The Incredible Raisin Heist

If this story wasn’t so serious, you would have to laugh because it is almost unbelievable in it absurdity. Keeping it simple, due to past bad policy, that was never remedied, there currently exists on the federal level an actual Raisin Administrative Committee (and we wonder why are deficit is so high) which exists, with the full force of the law behind it, to determine how much of a raisin grower’s crop they should each year confiscate from the raisin farmer. Enter stage left a raisin farmer and his wife who have had it with giving over the fruits of their labors with no compensation and are willing to take their case to the Supreme Court to get some relief from legalized theft by the Federal Government. You can’t make this stuff up.

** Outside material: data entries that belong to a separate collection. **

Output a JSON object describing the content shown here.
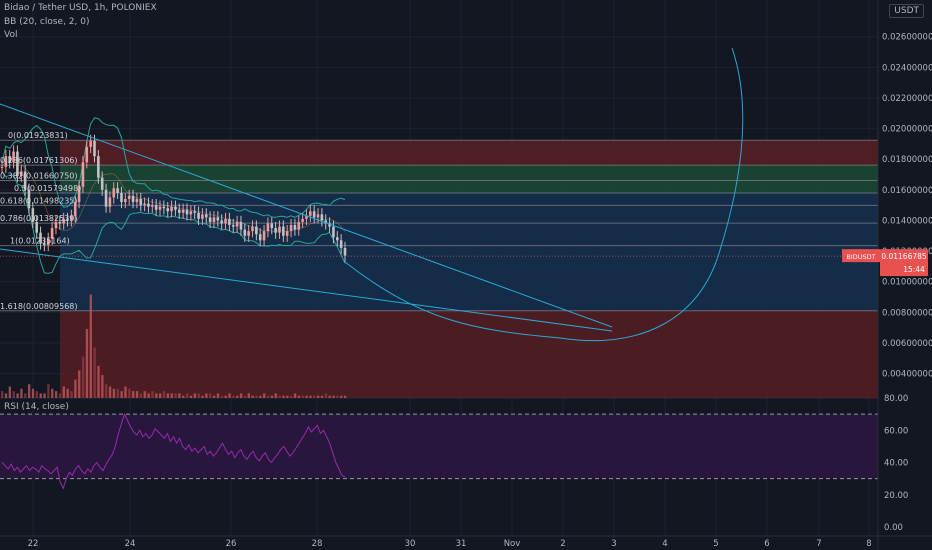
{
  "header": {
    "symbol_line": "Bidao / Tether USD, 1h, POLONIEX",
    "bb_line": "BB (20, close, 2, 0)",
    "vol_line": "Vol",
    "rsi_line": "RSI (14, close)",
    "currency_badge": "USDT"
  },
  "price_tag": {
    "symbol": "BIDUSDT",
    "value": "0.01166785",
    "countdown": "15:44"
  },
  "colors": {
    "background": "#131722",
    "grid": "#1e2230",
    "up": "#ef9a9a",
    "down": "#c2c2c2",
    "trend": "#29a9d6",
    "bb": "#26a69a",
    "rsi": "#9c27b0",
    "zone_red": "#5b1e24",
    "zone_green": "#1c4a36",
    "zone_blue": "#15304e",
    "tag": "#e8514f"
  },
  "chart_data": {
    "type": "candlestick",
    "x_tick_labels": [
      "22",
      "24",
      "26",
      "28",
      "30",
      "31",
      "Nov",
      "2",
      "3",
      "4",
      "5",
      "6",
      "7",
      "8"
    ],
    "y_ticks": [
      "0.02600000",
      "0.02400000",
      "0.02200000",
      "0.02000000",
      "0.01800000",
      "0.01600000",
      "0.01400000",
      "0.01200000",
      "0.01000000",
      "0.00800000",
      "0.00600000",
      "0.00400000"
    ],
    "y_range": [
      0.0024,
      0.0284
    ],
    "price_candles": [
      0.0175,
      0.0182,
      0.0178,
      0.0185,
      0.0169,
      0.0172,
      0.016,
      0.0148,
      0.0139,
      0.0132,
      0.0125,
      0.0124,
      0.0128,
      0.0135,
      0.0139,
      0.0138,
      0.0141,
      0.014,
      0.0143,
      0.0152,
      0.0162,
      0.0178,
      0.0188,
      0.0192,
      0.0182,
      0.0168,
      0.016,
      0.0149,
      0.0155,
      0.0161,
      0.0158,
      0.0152,
      0.0154,
      0.0156,
      0.0152,
      0.0154,
      0.015,
      0.0151,
      0.0149,
      0.015,
      0.0147,
      0.0149,
      0.0148,
      0.0146,
      0.0149,
      0.0147,
      0.0145,
      0.0147,
      0.0144,
      0.0146,
      0.0145,
      0.0141,
      0.0144,
      0.0142,
      0.0139,
      0.0142,
      0.014,
      0.0138,
      0.0141,
      0.0137,
      0.0136,
      0.0139,
      0.0134,
      0.013,
      0.0133,
      0.0136,
      0.0131,
      0.0127,
      0.0133,
      0.0138,
      0.0135,
      0.0132,
      0.0136,
      0.013,
      0.0133,
      0.0137,
      0.0134,
      0.0139,
      0.0141,
      0.0143,
      0.0146,
      0.0142,
      0.0144,
      0.014,
      0.0138,
      0.0136,
      0.0129,
      0.0127,
      0.0122,
      0.0117
    ],
    "fib_levels": [
      {
        "label": "0(0.01923831)",
        "value": 0.01923831
      },
      {
        "label": "0.236(0.01761306)",
        "value": 0.01761306
      },
      {
        "label": "0.382(0.01660750)",
        "value": 0.0166075
      },
      {
        "label": "0.5(0.01579498)",
        "value": 0.01579498
      },
      {
        "label": "0.618(0.01498235)",
        "value": 0.01498235
      },
      {
        "label": "0.786(0.01382539)",
        "value": 0.01382539
      },
      {
        "label": "1(0.01235164)",
        "value": 0.01235164
      },
      {
        "label": "1.618(0.00809568)",
        "value": 0.00809568
      }
    ],
    "fib_labels_shown": [
      "0(0.01923831)",
      "0.236(0.01761306)",
      "0.382(0.01660750)",
      "0.5(0.01579498)",
      "0.618(0.01498235)",
      "0.786(0.01382539)",
      "1(0.01235164)",
      "1.618(0.00809568)"
    ],
    "current_price": 0.01166785,
    "rsi": {
      "y_ticks": [
        "80.00",
        "60.00",
        "40.00",
        "20.00",
        "0.00"
      ],
      "y_range": [
        0,
        80
      ],
      "upper_band": 70,
      "lower_band": 30,
      "values": [
        40,
        38,
        36,
        39,
        35,
        37,
        34,
        36,
        38,
        35,
        37,
        36,
        34,
        38,
        36,
        35,
        33,
        35,
        37,
        28,
        24,
        30,
        34,
        32,
        36,
        38,
        35,
        33,
        36,
        34,
        38,
        40,
        37,
        35,
        39,
        42,
        45,
        50,
        58,
        64,
        70,
        66,
        62,
        59,
        57,
        60,
        56,
        58,
        55,
        57,
        61,
        59,
        57,
        55,
        58,
        53,
        56,
        52,
        55,
        50,
        48,
        51,
        47,
        49,
        46,
        48,
        50,
        45,
        47,
        44,
        46,
        49,
        52,
        48,
        45,
        47,
        43,
        46,
        48,
        44,
        42,
        45,
        47,
        43,
        41,
        44,
        46,
        42,
        40,
        43,
        45,
        48,
        50,
        47,
        44,
        46,
        49,
        52,
        55,
        58,
        62,
        59,
        61,
        63,
        58,
        60,
        56,
        52,
        46,
        40,
        36,
        32,
        31
      ]
    },
    "volume": [
      3,
      2,
      5,
      3,
      2,
      4,
      2,
      6,
      4,
      3,
      2,
      2,
      6,
      4,
      3,
      2,
      5,
      4,
      3,
      8,
      12,
      18,
      30,
      45,
      22,
      14,
      10,
      6,
      5,
      4,
      4,
      3,
      5,
      4,
      3,
      3,
      2,
      3,
      2,
      3,
      2,
      2,
      3,
      2,
      2,
      2,
      2,
      1,
      2,
      1,
      2,
      2,
      1,
      2,
      2,
      1,
      2,
      1,
      1,
      2,
      1,
      1,
      2,
      1,
      2,
      1,
      1,
      1,
      2,
      1,
      1,
      2,
      1,
      1,
      1,
      1,
      2,
      1,
      1,
      1,
      1,
      1,
      1,
      1,
      2,
      1,
      1,
      1,
      1,
      1
    ]
  }
}
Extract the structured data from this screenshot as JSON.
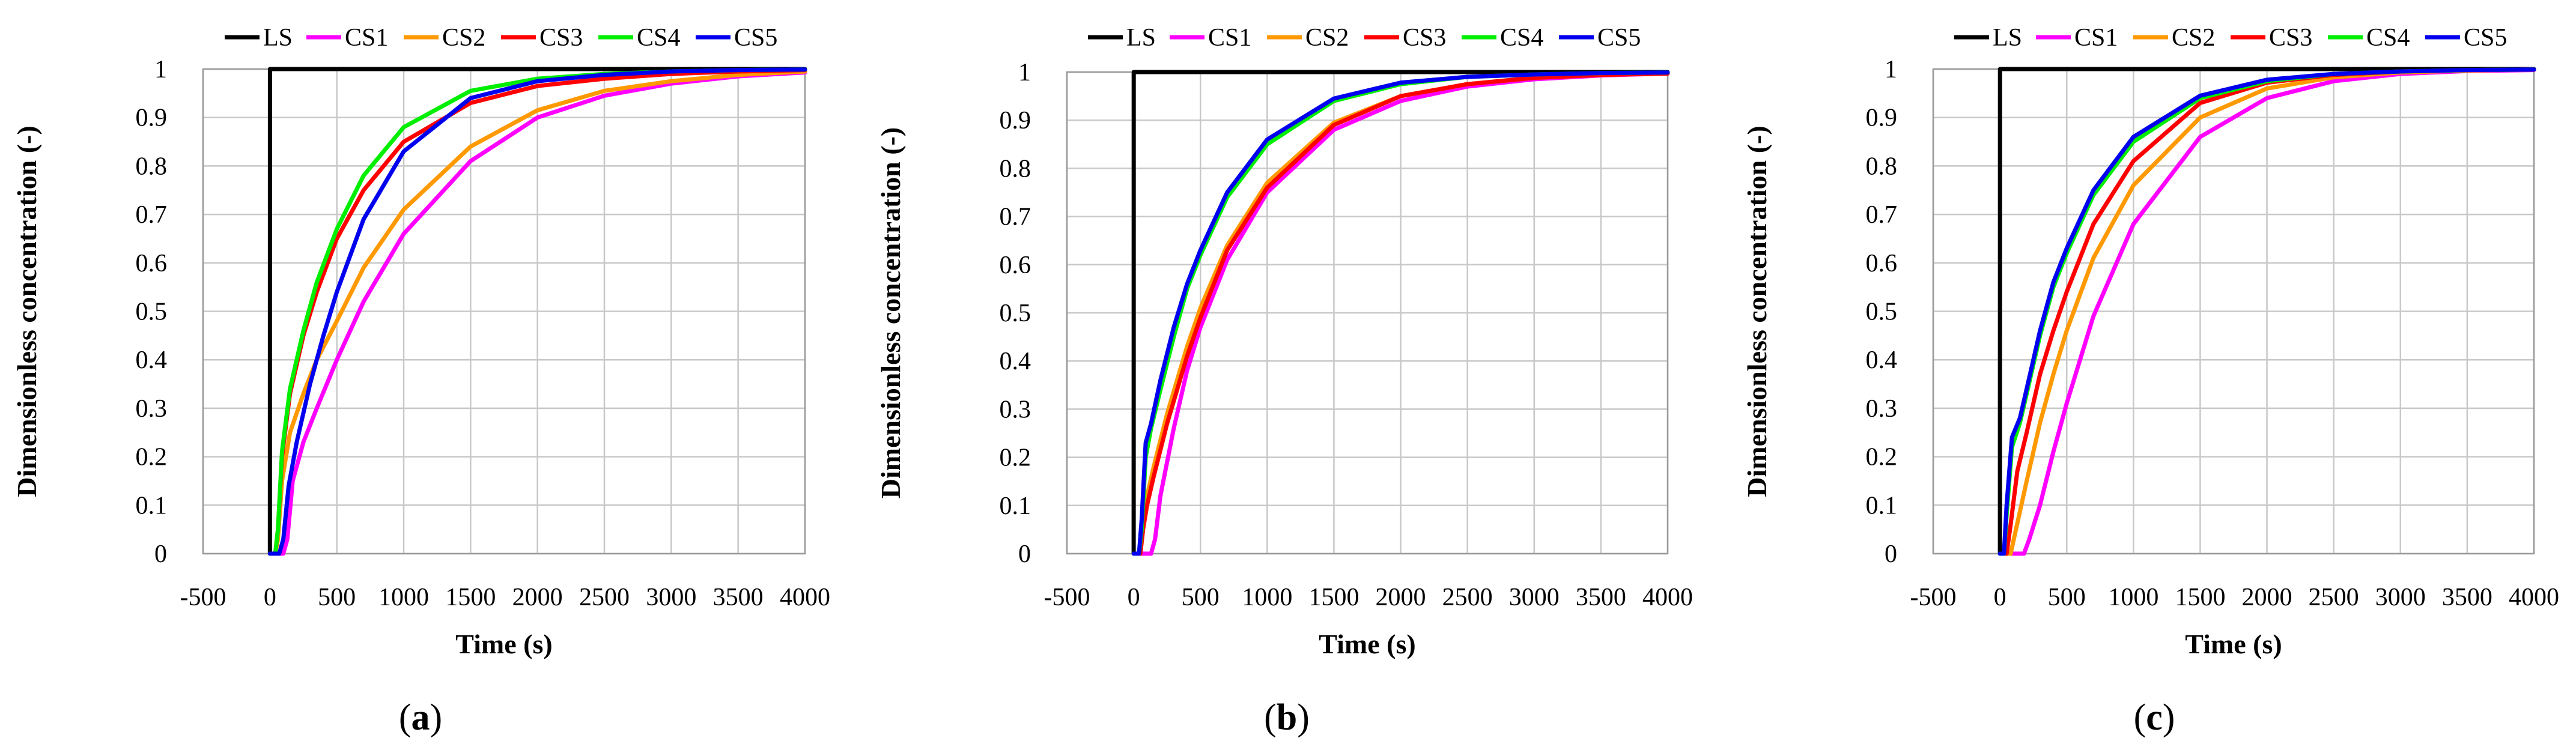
{
  "figure": {
    "captions": [
      {
        "open": "(",
        "letter": "a",
        "close": ")"
      },
      {
        "open": "(",
        "letter": "b",
        "close": ")"
      },
      {
        "open": "(",
        "letter": "c",
        "close": ")"
      }
    ]
  },
  "chart_data": [
    {
      "type": "line",
      "panel": "a",
      "title": "",
      "xlabel": "Time (s)",
      "ylabel": "Dimensionless concentration (-)",
      "xlim": [
        -500,
        4000
      ],
      "ylim": [
        0,
        1
      ],
      "xticks": [
        -500,
        0,
        500,
        1000,
        1500,
        2000,
        2500,
        3000,
        3500,
        4000
      ],
      "yticks": [
        0,
        0.1,
        0.2,
        0.3,
        0.4,
        0.5,
        0.6,
        0.7,
        0.8,
        0.9,
        1
      ],
      "grid": true,
      "legend": "top",
      "series": [
        {
          "name": "LS",
          "color": "#000000",
          "x": [
            0,
            0,
            0.5,
            4000
          ],
          "y": [
            0,
            0,
            1,
            1
          ]
        },
        {
          "name": "CS1",
          "color": "#ff00ff",
          "x": [
            0,
            100,
            130,
            170,
            250,
            350,
            500,
            700,
            1000,
            1500,
            2000,
            2500,
            3000,
            3500,
            4000
          ],
          "y": [
            0,
            0,
            0.03,
            0.15,
            0.23,
            0.3,
            0.4,
            0.52,
            0.66,
            0.81,
            0.9,
            0.945,
            0.97,
            0.985,
            0.993
          ]
        },
        {
          "name": "CS2",
          "color": "#ff9900",
          "x": [
            0,
            40,
            60,
            90,
            150,
            250,
            350,
            500,
            700,
            1000,
            1500,
            2000,
            2500,
            3000,
            3500,
            4000
          ],
          "y": [
            0,
            0,
            0.03,
            0.15,
            0.25,
            0.33,
            0.4,
            0.48,
            0.59,
            0.71,
            0.84,
            0.915,
            0.955,
            0.975,
            0.988,
            0.995
          ]
        },
        {
          "name": "CS3",
          "color": "#ff0000",
          "x": [
            0,
            40,
            60,
            90,
            150,
            250,
            350,
            500,
            700,
            1000,
            1500,
            2000,
            2500,
            3000,
            3500,
            4000
          ],
          "y": [
            0,
            0,
            0.05,
            0.2,
            0.33,
            0.45,
            0.54,
            0.65,
            0.75,
            0.85,
            0.93,
            0.965,
            0.98,
            0.99,
            0.995,
            0.998
          ]
        },
        {
          "name": "CS4",
          "color": "#00ee00",
          "x": [
            0,
            40,
            60,
            90,
            150,
            250,
            350,
            500,
            700,
            1000,
            1500,
            2000,
            2500,
            3000,
            3500,
            4000
          ],
          "y": [
            0,
            0,
            0.05,
            0.21,
            0.34,
            0.46,
            0.56,
            0.67,
            0.78,
            0.88,
            0.955,
            0.98,
            0.99,
            0.995,
            0.998,
            0.999
          ]
        },
        {
          "name": "CS5",
          "color": "#0000ee",
          "x": [
            0,
            70,
            100,
            140,
            200,
            300,
            400,
            500,
            700,
            1000,
            1500,
            2000,
            2500,
            3000,
            3500,
            4000
          ],
          "y": [
            0,
            0,
            0.03,
            0.14,
            0.23,
            0.35,
            0.45,
            0.54,
            0.69,
            0.83,
            0.94,
            0.975,
            0.988,
            0.995,
            0.998,
            0.999
          ]
        }
      ]
    },
    {
      "type": "line",
      "panel": "b",
      "title": "",
      "xlabel": "Time (s)",
      "ylabel": "Dimensionless concentration (-)",
      "xlim": [
        -500,
        4000
      ],
      "ylim": [
        0,
        1
      ],
      "xticks": [
        -500,
        0,
        500,
        1000,
        1500,
        2000,
        2500,
        3000,
        3500,
        4000
      ],
      "yticks": [
        0,
        0.1,
        0.2,
        0.3,
        0.4,
        0.5,
        0.6,
        0.7,
        0.8,
        0.9,
        1
      ],
      "grid": true,
      "legend": "top",
      "series": [
        {
          "name": "LS",
          "color": "#000000",
          "x": [
            0,
            0,
            0.5,
            4000
          ],
          "y": [
            0,
            0,
            1,
            1
          ]
        },
        {
          "name": "CS1",
          "color": "#ff00ff",
          "x": [
            0,
            130,
            160,
            200,
            300,
            400,
            500,
            700,
            1000,
            1500,
            2000,
            2500,
            3000,
            3500,
            4000
          ],
          "y": [
            0,
            0,
            0.03,
            0.12,
            0.26,
            0.38,
            0.47,
            0.61,
            0.75,
            0.88,
            0.94,
            0.97,
            0.985,
            0.993,
            0.997
          ]
        },
        {
          "name": "CS2",
          "color": "#ff9900",
          "x": [
            0,
            50,
            70,
            100,
            150,
            250,
            400,
            500,
            700,
            1000,
            1500,
            2000,
            2500,
            3000,
            3500,
            4000
          ],
          "y": [
            0,
            0,
            0.05,
            0.12,
            0.18,
            0.29,
            0.43,
            0.51,
            0.64,
            0.77,
            0.895,
            0.95,
            0.975,
            0.988,
            0.994,
            0.997
          ]
        },
        {
          "name": "CS3",
          "color": "#ff0000",
          "x": [
            0,
            50,
            70,
            100,
            150,
            250,
            400,
            500,
            700,
            1000,
            1500,
            2000,
            2500,
            3000,
            3500,
            4000
          ],
          "y": [
            0,
            0,
            0.05,
            0.1,
            0.16,
            0.27,
            0.41,
            0.49,
            0.63,
            0.76,
            0.89,
            0.95,
            0.975,
            0.988,
            0.994,
            0.997
          ]
        },
        {
          "name": "CS4",
          "color": "#00ee00",
          "x": [
            0,
            40,
            60,
            90,
            130,
            200,
            300,
            400,
            500,
            700,
            1000,
            1500,
            2000,
            2500,
            3000,
            3500,
            4000
          ],
          "y": [
            0,
            0,
            0.05,
            0.2,
            0.26,
            0.34,
            0.45,
            0.55,
            0.62,
            0.74,
            0.85,
            0.94,
            0.975,
            0.99,
            0.995,
            0.998,
            0.999
          ]
        },
        {
          "name": "CS5",
          "color": "#0000ee",
          "x": [
            0,
            40,
            60,
            90,
            130,
            200,
            300,
            400,
            500,
            700,
            1000,
            1500,
            2000,
            2500,
            3000,
            3500,
            4000
          ],
          "y": [
            0,
            0,
            0.07,
            0.23,
            0.27,
            0.36,
            0.47,
            0.56,
            0.63,
            0.75,
            0.86,
            0.945,
            0.978,
            0.99,
            0.995,
            0.998,
            0.999
          ]
        }
      ]
    },
    {
      "type": "line",
      "panel": "c",
      "title": "",
      "xlabel": "Time (s)",
      "ylabel": "Dimensionless concentration (-)",
      "xlim": [
        -500,
        4000
      ],
      "ylim": [
        0,
        1
      ],
      "xticks": [
        -500,
        0,
        500,
        1000,
        1500,
        2000,
        2500,
        3000,
        3500,
        4000
      ],
      "yticks": [
        0,
        0.1,
        0.2,
        0.3,
        0.4,
        0.5,
        0.6,
        0.7,
        0.8,
        0.9,
        1
      ],
      "grid": true,
      "legend": "top",
      "series": [
        {
          "name": "LS",
          "color": "#000000",
          "x": [
            0,
            0,
            0.5,
            4000
          ],
          "y": [
            0,
            0,
            1,
            1
          ]
        },
        {
          "name": "CS1",
          "color": "#ff00ff",
          "x": [
            0,
            180,
            220,
            300,
            400,
            500,
            700,
            1000,
            1500,
            2000,
            2500,
            3000,
            3500,
            4000
          ],
          "y": [
            0,
            0,
            0.03,
            0.1,
            0.21,
            0.31,
            0.49,
            0.68,
            0.86,
            0.94,
            0.975,
            0.99,
            0.996,
            0.998
          ]
        },
        {
          "name": "CS2",
          "color": "#ff9900",
          "x": [
            0,
            80,
            120,
            200,
            300,
            400,
            500,
            700,
            1000,
            1500,
            2000,
            2500,
            3000,
            3500,
            4000
          ],
          "y": [
            0,
            0,
            0.05,
            0.15,
            0.27,
            0.37,
            0.46,
            0.61,
            0.76,
            0.9,
            0.96,
            0.983,
            0.993,
            0.997,
            0.999
          ]
        },
        {
          "name": "CS3",
          "color": "#ff0000",
          "x": [
            0,
            50,
            80,
            130,
            200,
            300,
            400,
            500,
            700,
            1000,
            1500,
            2000,
            2500,
            3000,
            3500,
            4000
          ],
          "y": [
            0,
            0,
            0.06,
            0.17,
            0.25,
            0.37,
            0.46,
            0.54,
            0.68,
            0.81,
            0.93,
            0.972,
            0.988,
            0.995,
            0.998,
            0.999
          ]
        },
        {
          "name": "CS4",
          "color": "#00ee00",
          "x": [
            0,
            30,
            50,
            90,
            150,
            200,
            300,
            400,
            500,
            700,
            1000,
            1500,
            2000,
            2500,
            3000,
            3500,
            4000
          ],
          "y": [
            0,
            0,
            0.08,
            0.22,
            0.27,
            0.33,
            0.45,
            0.55,
            0.62,
            0.74,
            0.85,
            0.94,
            0.975,
            0.99,
            0.995,
            0.998,
            0.999
          ]
        },
        {
          "name": "CS5",
          "color": "#0000ee",
          "x": [
            0,
            30,
            50,
            90,
            150,
            200,
            300,
            400,
            500,
            700,
            1000,
            1500,
            2000,
            2500,
            3000,
            3500,
            4000
          ],
          "y": [
            0,
            0,
            0.1,
            0.24,
            0.28,
            0.34,
            0.46,
            0.56,
            0.63,
            0.75,
            0.86,
            0.945,
            0.978,
            0.99,
            0.995,
            0.998,
            0.999
          ]
        }
      ]
    }
  ]
}
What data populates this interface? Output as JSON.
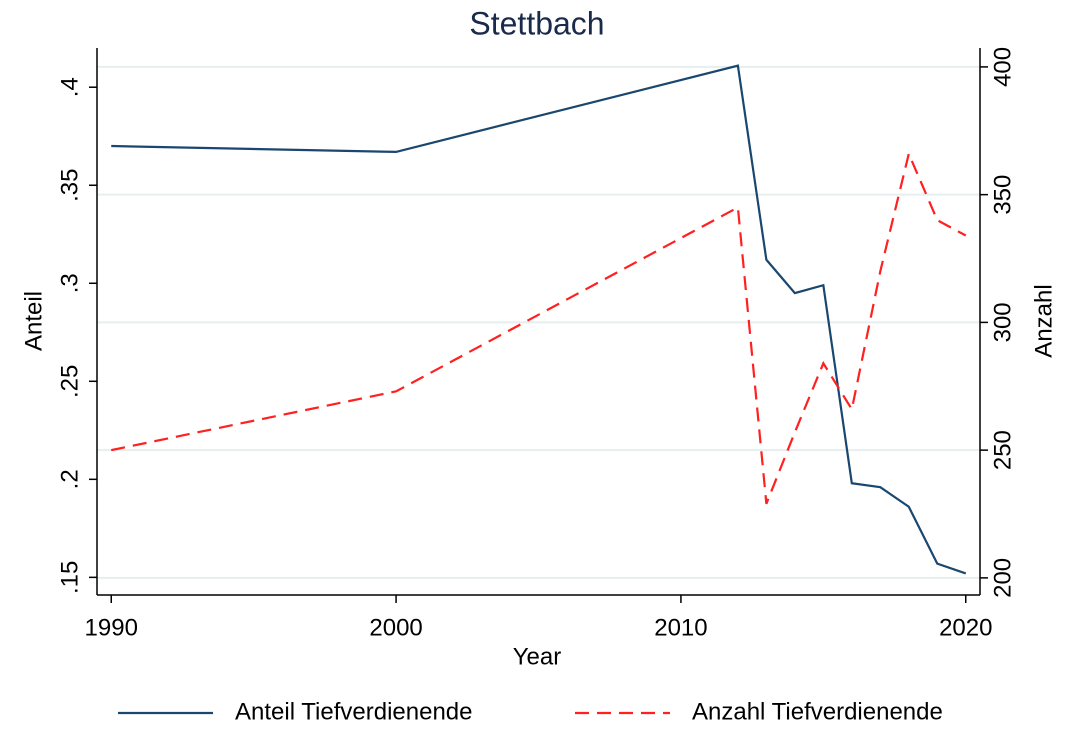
{
  "chart_data": {
    "type": "line",
    "title": "Stettbach",
    "xlabel": "Year",
    "ylabel": "Anteil",
    "y2label": "Anzahl",
    "x": [
      1990,
      2000,
      2012,
      2013,
      2014,
      2015,
      2016,
      2017,
      2018,
      2019,
      2020
    ],
    "series": [
      {
        "name": "Anteil Tiefverdienende",
        "color": "#1a476f",
        "style": "solid",
        "axis": "y",
        "values": [
          0.37,
          0.367,
          0.411,
          0.312,
          0.295,
          0.299,
          0.198,
          0.196,
          0.186,
          0.157,
          0.152
        ]
      },
      {
        "name": "Anzahl Tiefverdienende",
        "color": "#ff2020",
        "style": "dashed",
        "axis": "y2",
        "values": [
          250,
          273,
          345,
          229,
          257,
          284,
          266,
          320,
          366,
          340,
          334
        ]
      }
    ],
    "xlim": [
      1989.5,
      2020.5
    ],
    "xticks": [
      1990,
      2000,
      2010,
      2020
    ],
    "ylim": [
      0.141,
      0.42
    ],
    "yticks": [
      {
        "value": 0.15,
        "label": ".15"
      },
      {
        "value": 0.2,
        "label": ".2"
      },
      {
        "value": 0.25,
        "label": ".25"
      },
      {
        "value": 0.3,
        "label": ".3"
      },
      {
        "value": 0.35,
        "label": ".35"
      },
      {
        "value": 0.4,
        "label": ".4"
      }
    ],
    "y2lim": [
      193.3,
      407.4
    ],
    "y2ticks": [
      200,
      250,
      300,
      350,
      400
    ],
    "grid": "y2",
    "legend": "bottom"
  }
}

Unfortunately, the outcome of this story has as huge of ramifications for property rights in America as did the Supreme Court’s Kelo decision where the Supreme Court upheld the idea that private property could be taken from private citizens if it provided a greater financial good for the community even if the property owner had no wish to sell.

On a scale of 1-10 (with 10 being REALLY important), this Wall Street Journal editorial from April 20th, 2015 is a 12. To read this article… 

Stealing is illegal, unless the government is the thief. On Wednesday the Supreme Court will hear a case on whether the government can seize a chunk of a business’s product to regulate prices. This is a big one.

Like much government mischief, Horne v. USDA has its roots in the Great Depression and federal programs to prop up the price of goods by controlling supply. To create raisin scarcity, the government established a Raisin Administrative Committee that manages the supply of raisins through annual marketing orders. Raisin handlers must set aside a portion of their annual crop, which the feds may then give away, sell on the open market, or send overseas.

Among the targets were Fresno, California raisin farmers Marvin and Laura Horne, who have been in the business for decades. In 2003-2004 the family farm was required to give some 30% of its raisin crop to the government—some 306 tons—without compensation. The previous year they had to hand over 47%, and they were paid less than the raisins cost to produce.

The Hornes refused to participate, and in a letter to the Agriculture Department they called the program “a tool for grower bankruptcy, poverty, and involuntary servitude.” The raisin police were not amused. The Raisin Administrative Committee sent a truck to seize raisins off their farm and, when that failed, it demanded that the family pay the government the dollar value of the raisins instead.

The Hornes say this raisin toll is an unconstitutional seizure of their property. Under the Fifth Amendment’s Takings Clause, “private property” shall not “be taken for public use, without just compensation.” That clause is typically understood to make it illegal for the government to grab houses, cars or even raisins.

A three-judge panel of the Ninth Circuit Court of Appeals had a different view, ruling in 2011 that “the Raisin Marketing Order applies to the Hornes only insofar as they voluntarily choose to send their raisins into the stream of interstate commerce.” In other words, if you don’t want your raisins seized, you always have the option of going out of business.

After the Hornes sought rehearing en banc, the Ninth Circuit three-judge panel withdrew its opinion and replaced it with one that said the Hornes would first have to pay the fines and then appeal to the Court of Federal Claims. In June 2013 a unanimous Supreme Court overturned that decision and remanded it to the Ninth Circuit to decide on the merits. The court should “figure out,” Justice Elena Kagan said, “whether this marketing order is a taking, or just the world’s most outdated law.”

Hearing the case again, the Ninth Circuit went on another legal flight, ruling that the Takings Clause was meant to address the seizure of land, not other personal private property. And even if the government did take raisin farmers’ property, the confiscation created raisin scarcity which raised raisin prices, so the Hornes were compensated for their property in that way.

This is rewriting the Fifth Amendment. Under the Ninth Circuit’s logic, why couldn’t the government demand that an auto company hand over 20% of the cars off its production line to give to the poor or sell overseas? How about pharmaceuticals or iPhones to maintain stable prices or serve another regulatory purpose?

The Ninth Circuit’s defense of the seizure is that the Hornes could have avoided paying the toll “by planting different crops, including other types of raisins, not subject to this Marketing Order or selling their grapes without drying them into raisins.” But that’s tantamount to assessing a 30% toll on a small business for the privilege of participating in a given market.

The Federal Circuit, which hears many takings cases, as well as the Fifth, Sixth, Seventh, Tenth and D.C. Circuit Courts of Appeal have all held that the full protection of the Takings Clause does apply to the government seizure of personal property. A farmer should have no less right to the raisins growing on his land than he does to the land itself.

The Horne case is one of the most significant property rights cases in years—probably since the Court’s infamous 5-4 ruling in 2005 inKelo v. New London, which allowed the government to take Susette Kelo’s home so a developer could replace it with condos and stores near a Pfizer Corp. office. The majority Justices in Kelo have a lot to answer for. This is a chance to make partial amends.